Par touches subtiles, l'auteure donne à voir un paysage hivernal qui gagne peu à peu les corps et les âmes. La ville portuaire désertée à cette période de l'année est comme le reflet de leurs âmes.

"Suintant l'hiver et le poisson, Sokcho attendait.

Sokcho ne faisait qu'attendre. Les touristes, les bateaux, les hommes, le retour du printemps."

La jeune fille et le dessinateur arpentent la ville, visitent mais laissent planer un malaise entre eux, dans cette atmosphère comme suspendue, un malaise qui ne trouve pas à s'exprimer. De plus, dans cette Corée du Sud toute proche de sa consoeur, le conflit entre les deux pays couve insidueusement sous le patin des jours.

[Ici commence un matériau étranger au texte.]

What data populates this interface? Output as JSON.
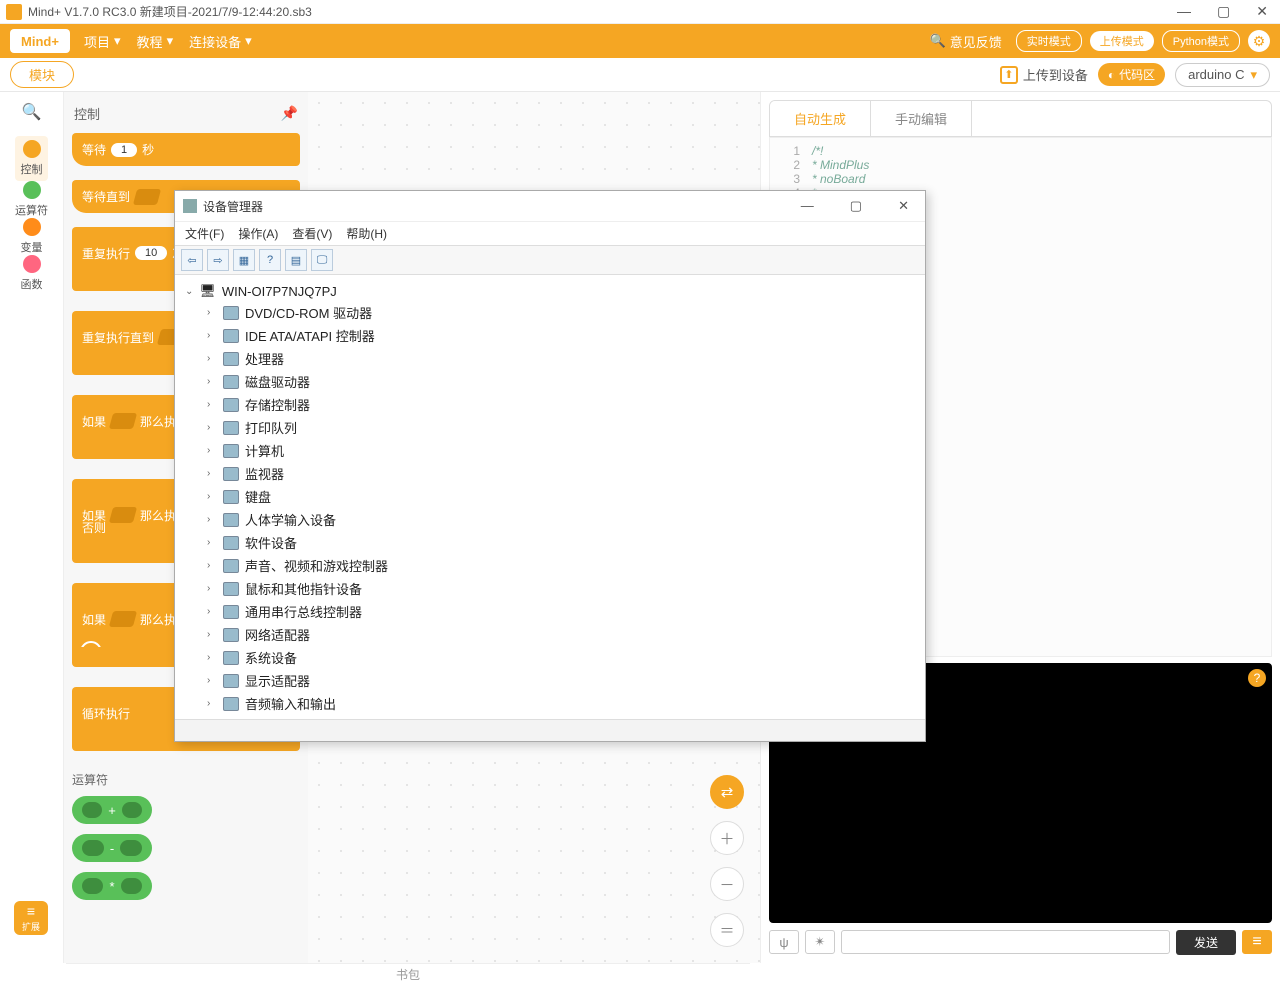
{
  "titlebar": {
    "title": "Mind+  V1.7.0 RC3.0   新建项目-2021/7/9-12:44:20.sb3"
  },
  "menubar": {
    "logo": "Mind+",
    "items": [
      "项目",
      "教程",
      "连接设备"
    ],
    "feedback": "意见反馈",
    "modes": {
      "realtime": "实时模式",
      "upload": "上传模式",
      "python": "Python模式"
    }
  },
  "toolbar": {
    "blocks_tab": "模块",
    "upload_label": "上传到设备",
    "code_area_label": "代码区",
    "language": "arduino C"
  },
  "categories": [
    {
      "label": "控制",
      "color": "#f5a623",
      "active": true
    },
    {
      "label": "运算符",
      "color": "#59c059"
    },
    {
      "label": "变量",
      "color": "#ff8c1a"
    },
    {
      "label": "函数",
      "color": "#ff6680"
    }
  ],
  "palette": {
    "header": "控制",
    "blocks": {
      "wait_label": "等待",
      "wait_value": "1",
      "wait_unit": "秒",
      "wait_until": "等待直到",
      "repeat_label": "重复执行",
      "repeat_value": "10",
      "repeat_unit": "次",
      "repeat_until": "重复执行直到",
      "if_label": "如果",
      "then_label": "那么执行",
      "else_label": "否则",
      "forever": "循环执行"
    },
    "operators_header": "运算符"
  },
  "code_panel": {
    "tab_auto": "自动生成",
    "tab_manual": "手动编辑",
    "lines": [
      {
        "n": "1",
        "t": "/*!"
      },
      {
        "n": "2",
        "t": " * MindPlus"
      },
      {
        "n": "3",
        "t": " * noBoard"
      },
      {
        "n": "4",
        "t": " *"
      }
    ]
  },
  "console_bar": {
    "send": "发送",
    "placeholder": ""
  },
  "extensions_btn": "扩展",
  "bottom_strip": "书包",
  "device_manager": {
    "title": "设备管理器",
    "menu": [
      "文件(F)",
      "操作(A)",
      "查看(V)",
      "帮助(H)"
    ],
    "tool_icons": [
      "⇦",
      "⇨",
      "▦",
      "?",
      "▤",
      "🖵"
    ],
    "root": "WIN-OI7P7NJQ7PJ",
    "nodes": [
      "DVD/CD-ROM 驱动器",
      "IDE ATA/ATAPI 控制器",
      "处理器",
      "磁盘驱动器",
      "存储控制器",
      "打印队列",
      "计算机",
      "监视器",
      "键盘",
      "人体学输入设备",
      "软件设备",
      "声音、视频和游戏控制器",
      "鼠标和其他指针设备",
      "通用串行总线控制器",
      "网络适配器",
      "系统设备",
      "显示适配器",
      "音频输入和输出"
    ]
  }
}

"Les plages ici attendent la fin d'une guerre qui dure depuis tellement longtemps qu'on finit par croire qu'elle n'est plus là, alors on construit des hôtels, on met des guirlandes mais tout est faux, c'est comme une corde qui s'effile entre deux falaises, on y marche en funambules sans jamais savoir quand elle se brisera, on vit dans un entre-deux, et cet hiver qui n'en finit pas !"

Leur personnalité, leur histoire, leur passé, s'exprime alors autrement, par les dessins pour lui, par la cuisine pour elle. Cette rencontre ressemble à une bulle de douceur, les êtres s'observent, se comprennent, se découvrent, se frôlent ...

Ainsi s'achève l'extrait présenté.